I am bumping this old thread because it's a topic I have been thinking about for quite some time...
To understand why Rogers PCB (or Taconic, or whatever RF materials) are so expensive compared with today's chinese FR4 boards one should see why the latter have become so dead cheap:
- Pooling. With the hundreds of Gerbers coming in each day, they can fill up their production panels. They might achieve an efficiency (surface turned into Boards / panel area) of 80% or more.
- big panels (24 * 36" or more), state of the art equipment, standardized, high yield process.

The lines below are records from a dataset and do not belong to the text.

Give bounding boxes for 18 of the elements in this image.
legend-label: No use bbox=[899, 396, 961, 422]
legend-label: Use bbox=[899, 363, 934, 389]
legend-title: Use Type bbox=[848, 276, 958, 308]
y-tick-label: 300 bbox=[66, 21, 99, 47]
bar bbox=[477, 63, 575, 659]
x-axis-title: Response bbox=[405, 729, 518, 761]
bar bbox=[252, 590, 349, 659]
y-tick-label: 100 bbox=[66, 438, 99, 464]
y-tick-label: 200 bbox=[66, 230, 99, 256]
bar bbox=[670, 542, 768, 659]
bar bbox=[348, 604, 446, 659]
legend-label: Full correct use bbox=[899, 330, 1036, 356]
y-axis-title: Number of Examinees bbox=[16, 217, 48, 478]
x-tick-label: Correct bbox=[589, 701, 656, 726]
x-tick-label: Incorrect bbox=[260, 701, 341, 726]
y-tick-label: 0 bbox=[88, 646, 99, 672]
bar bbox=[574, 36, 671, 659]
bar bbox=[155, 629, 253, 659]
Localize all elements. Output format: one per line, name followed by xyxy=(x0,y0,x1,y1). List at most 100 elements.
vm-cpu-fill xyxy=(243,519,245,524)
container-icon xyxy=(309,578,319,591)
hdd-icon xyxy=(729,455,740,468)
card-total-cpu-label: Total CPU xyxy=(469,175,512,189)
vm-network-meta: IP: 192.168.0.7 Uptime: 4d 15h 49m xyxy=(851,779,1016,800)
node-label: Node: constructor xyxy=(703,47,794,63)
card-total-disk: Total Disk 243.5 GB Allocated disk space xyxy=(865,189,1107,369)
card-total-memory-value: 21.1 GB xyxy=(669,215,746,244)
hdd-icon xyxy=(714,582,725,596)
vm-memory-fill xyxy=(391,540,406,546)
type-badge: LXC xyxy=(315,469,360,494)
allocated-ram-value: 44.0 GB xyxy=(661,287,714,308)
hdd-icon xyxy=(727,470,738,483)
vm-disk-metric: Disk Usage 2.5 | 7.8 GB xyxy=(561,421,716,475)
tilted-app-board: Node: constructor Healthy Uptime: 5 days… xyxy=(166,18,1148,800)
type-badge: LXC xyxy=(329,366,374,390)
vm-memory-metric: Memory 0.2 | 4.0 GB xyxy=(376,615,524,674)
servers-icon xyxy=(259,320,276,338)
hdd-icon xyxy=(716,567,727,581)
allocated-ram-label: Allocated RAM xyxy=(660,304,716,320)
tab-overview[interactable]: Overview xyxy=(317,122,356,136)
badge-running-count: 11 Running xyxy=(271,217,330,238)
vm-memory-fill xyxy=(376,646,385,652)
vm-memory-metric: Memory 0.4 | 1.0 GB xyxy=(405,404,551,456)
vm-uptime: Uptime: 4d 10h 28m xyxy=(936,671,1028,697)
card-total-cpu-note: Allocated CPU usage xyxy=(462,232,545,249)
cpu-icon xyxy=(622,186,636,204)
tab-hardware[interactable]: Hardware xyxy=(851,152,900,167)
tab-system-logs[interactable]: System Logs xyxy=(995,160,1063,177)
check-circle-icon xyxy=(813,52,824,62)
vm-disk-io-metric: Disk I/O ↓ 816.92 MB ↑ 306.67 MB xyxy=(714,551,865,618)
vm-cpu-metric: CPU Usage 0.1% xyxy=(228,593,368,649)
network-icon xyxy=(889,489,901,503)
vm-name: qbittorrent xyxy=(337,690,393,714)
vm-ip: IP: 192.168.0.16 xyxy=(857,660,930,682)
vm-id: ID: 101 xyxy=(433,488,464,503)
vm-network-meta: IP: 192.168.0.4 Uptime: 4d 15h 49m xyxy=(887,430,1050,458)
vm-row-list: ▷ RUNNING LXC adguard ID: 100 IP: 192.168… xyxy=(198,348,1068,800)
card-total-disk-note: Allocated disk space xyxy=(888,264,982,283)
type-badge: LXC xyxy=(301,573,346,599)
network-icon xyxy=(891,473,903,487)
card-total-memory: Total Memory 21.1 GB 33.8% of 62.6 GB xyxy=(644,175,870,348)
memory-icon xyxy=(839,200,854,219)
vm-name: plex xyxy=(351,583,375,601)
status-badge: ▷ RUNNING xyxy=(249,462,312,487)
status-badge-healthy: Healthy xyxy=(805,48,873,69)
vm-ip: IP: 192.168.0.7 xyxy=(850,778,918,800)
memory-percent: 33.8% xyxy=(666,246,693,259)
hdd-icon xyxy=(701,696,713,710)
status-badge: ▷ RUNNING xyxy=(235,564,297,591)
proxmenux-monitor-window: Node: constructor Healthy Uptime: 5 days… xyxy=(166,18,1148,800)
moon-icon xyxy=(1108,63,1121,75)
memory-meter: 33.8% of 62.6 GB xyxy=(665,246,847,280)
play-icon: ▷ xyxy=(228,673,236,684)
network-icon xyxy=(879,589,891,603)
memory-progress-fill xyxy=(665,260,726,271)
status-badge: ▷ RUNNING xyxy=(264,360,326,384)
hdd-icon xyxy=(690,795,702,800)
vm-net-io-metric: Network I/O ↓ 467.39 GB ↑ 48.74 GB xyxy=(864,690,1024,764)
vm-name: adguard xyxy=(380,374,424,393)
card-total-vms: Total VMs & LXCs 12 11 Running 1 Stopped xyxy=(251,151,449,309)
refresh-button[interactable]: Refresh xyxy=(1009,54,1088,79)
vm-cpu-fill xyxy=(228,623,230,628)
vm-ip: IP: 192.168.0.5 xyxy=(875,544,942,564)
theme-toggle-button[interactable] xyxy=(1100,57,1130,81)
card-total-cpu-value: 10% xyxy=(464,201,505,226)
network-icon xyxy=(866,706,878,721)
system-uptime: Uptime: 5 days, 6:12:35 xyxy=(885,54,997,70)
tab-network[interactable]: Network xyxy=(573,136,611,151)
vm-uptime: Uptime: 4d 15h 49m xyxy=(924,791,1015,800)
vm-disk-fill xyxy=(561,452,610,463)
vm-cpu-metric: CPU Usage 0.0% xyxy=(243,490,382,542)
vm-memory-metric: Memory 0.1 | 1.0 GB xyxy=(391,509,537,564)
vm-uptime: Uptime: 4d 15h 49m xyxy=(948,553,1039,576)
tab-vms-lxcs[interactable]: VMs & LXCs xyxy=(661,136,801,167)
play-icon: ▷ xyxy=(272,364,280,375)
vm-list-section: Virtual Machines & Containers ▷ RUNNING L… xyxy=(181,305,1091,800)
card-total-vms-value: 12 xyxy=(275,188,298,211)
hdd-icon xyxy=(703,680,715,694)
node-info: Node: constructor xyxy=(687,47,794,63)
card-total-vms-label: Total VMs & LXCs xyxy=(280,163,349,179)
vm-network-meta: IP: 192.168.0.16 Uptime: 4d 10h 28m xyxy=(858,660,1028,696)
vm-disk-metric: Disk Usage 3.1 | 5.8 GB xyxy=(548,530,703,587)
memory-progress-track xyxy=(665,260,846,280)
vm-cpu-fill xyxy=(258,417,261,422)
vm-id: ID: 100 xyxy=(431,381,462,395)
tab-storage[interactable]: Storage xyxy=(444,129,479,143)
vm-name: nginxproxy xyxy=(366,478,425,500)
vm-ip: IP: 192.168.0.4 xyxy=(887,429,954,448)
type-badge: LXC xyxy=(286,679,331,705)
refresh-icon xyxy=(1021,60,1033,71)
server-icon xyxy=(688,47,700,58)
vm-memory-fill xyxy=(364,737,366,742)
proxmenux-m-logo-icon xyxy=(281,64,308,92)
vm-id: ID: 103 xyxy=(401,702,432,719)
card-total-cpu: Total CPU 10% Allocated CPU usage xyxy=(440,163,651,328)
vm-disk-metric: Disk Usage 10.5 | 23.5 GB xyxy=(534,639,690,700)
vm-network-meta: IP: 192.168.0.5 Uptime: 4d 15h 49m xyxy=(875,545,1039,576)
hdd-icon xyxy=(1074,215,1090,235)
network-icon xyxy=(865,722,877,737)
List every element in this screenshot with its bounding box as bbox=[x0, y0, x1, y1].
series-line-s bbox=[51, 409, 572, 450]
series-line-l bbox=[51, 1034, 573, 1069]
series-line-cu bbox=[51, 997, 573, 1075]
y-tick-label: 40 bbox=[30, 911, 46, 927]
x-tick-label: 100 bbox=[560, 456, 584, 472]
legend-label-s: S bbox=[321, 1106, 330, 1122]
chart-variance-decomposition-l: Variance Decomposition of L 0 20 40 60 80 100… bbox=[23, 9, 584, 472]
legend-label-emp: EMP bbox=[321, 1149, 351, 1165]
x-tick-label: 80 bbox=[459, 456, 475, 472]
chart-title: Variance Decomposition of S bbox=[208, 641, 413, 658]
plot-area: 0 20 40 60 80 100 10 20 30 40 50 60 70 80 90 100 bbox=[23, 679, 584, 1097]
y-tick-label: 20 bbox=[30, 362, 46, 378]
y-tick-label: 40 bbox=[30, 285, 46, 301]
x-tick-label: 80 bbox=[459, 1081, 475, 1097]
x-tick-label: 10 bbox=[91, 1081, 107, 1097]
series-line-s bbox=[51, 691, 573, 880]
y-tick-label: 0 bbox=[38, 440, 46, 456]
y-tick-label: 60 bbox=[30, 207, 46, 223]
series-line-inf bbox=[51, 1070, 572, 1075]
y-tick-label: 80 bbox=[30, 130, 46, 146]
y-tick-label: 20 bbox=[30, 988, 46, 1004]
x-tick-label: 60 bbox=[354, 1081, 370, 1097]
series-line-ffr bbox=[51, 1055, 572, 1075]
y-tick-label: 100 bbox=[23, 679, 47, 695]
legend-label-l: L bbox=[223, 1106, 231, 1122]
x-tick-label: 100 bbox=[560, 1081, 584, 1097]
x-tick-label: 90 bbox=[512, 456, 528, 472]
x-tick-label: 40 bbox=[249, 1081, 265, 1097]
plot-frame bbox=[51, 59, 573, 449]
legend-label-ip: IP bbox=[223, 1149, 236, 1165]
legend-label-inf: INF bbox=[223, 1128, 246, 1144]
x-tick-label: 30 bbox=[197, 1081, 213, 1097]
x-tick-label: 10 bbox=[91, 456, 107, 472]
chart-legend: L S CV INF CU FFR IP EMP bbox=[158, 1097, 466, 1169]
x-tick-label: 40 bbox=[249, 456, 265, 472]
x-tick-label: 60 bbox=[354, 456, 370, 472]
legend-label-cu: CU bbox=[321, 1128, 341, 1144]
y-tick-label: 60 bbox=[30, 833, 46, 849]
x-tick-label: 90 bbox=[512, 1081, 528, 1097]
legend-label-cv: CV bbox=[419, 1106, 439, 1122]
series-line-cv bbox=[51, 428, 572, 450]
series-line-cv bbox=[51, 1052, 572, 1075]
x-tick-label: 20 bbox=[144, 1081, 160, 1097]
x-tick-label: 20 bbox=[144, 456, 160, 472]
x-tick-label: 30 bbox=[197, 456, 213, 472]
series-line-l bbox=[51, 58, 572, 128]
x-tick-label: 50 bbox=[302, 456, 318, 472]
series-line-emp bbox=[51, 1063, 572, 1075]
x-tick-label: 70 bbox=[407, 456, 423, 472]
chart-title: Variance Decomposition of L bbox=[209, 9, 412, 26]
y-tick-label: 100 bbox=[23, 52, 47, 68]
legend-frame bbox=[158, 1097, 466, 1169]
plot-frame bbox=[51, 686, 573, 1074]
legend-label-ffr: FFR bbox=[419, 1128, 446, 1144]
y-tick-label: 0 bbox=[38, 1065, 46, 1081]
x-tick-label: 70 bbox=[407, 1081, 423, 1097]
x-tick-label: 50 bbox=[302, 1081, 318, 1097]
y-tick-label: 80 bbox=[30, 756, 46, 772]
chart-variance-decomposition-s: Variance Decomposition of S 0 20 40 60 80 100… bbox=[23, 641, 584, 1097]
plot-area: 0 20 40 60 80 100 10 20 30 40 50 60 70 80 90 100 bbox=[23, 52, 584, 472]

- very high degree of automatization.
- running several identical panels that are drilled together (drilling is the most time consuming production step)
- material itself is cheap.
In comparison, "special" boards, which includes RF Materials:
- no pooling. They run a small panel with just one customer's design. Efficiency may be 30%, i.e. 70% of the expensive material ends up in the trash, and production costs have to be paid by the remaining 30%.
- small panels (12 * 18"), 1/4 of the "big" FR4 panels. They are either run through a special, smaller prototyping line, or with an adaptor frame through the big one, where they occupy the same space/time slot as a large FR4 panel.
- one panel instead of 3 in the drilling machine. even more expensive machine time per board.
- the material itself is more expensive, but that, IMHO, explains only a small part of the higher price.
The key factor for cheap prototype PCB's is pooling. That only works, if the manufacturer collects enough orders to fill up a panel during his guaranteed turnaround time (- the one day really needed for production). So, quick and cheap are mutual exclusive. On the other side, this opens a possible way to reasonably priced RF boards:
- EITHER convince one of the chinese manufacturers that there is a market for an RF PCB pool, offering only selected materials / thicknesses, and accepting significantly longer turnaround times than with standard FR4
- OR convince somebody like Aisler, who's business model is pooling and having the panels manufactured by third parties, of the same thing
- OR somebody sets up such a pooling service
The main question is, which turnaround time will be accepted. A hobbyist will probably have no problem waiting 4 weeks if he gets his little Rogers board for 20 $ instead of 200. For a business, that may be 3 1/2 weeks too long.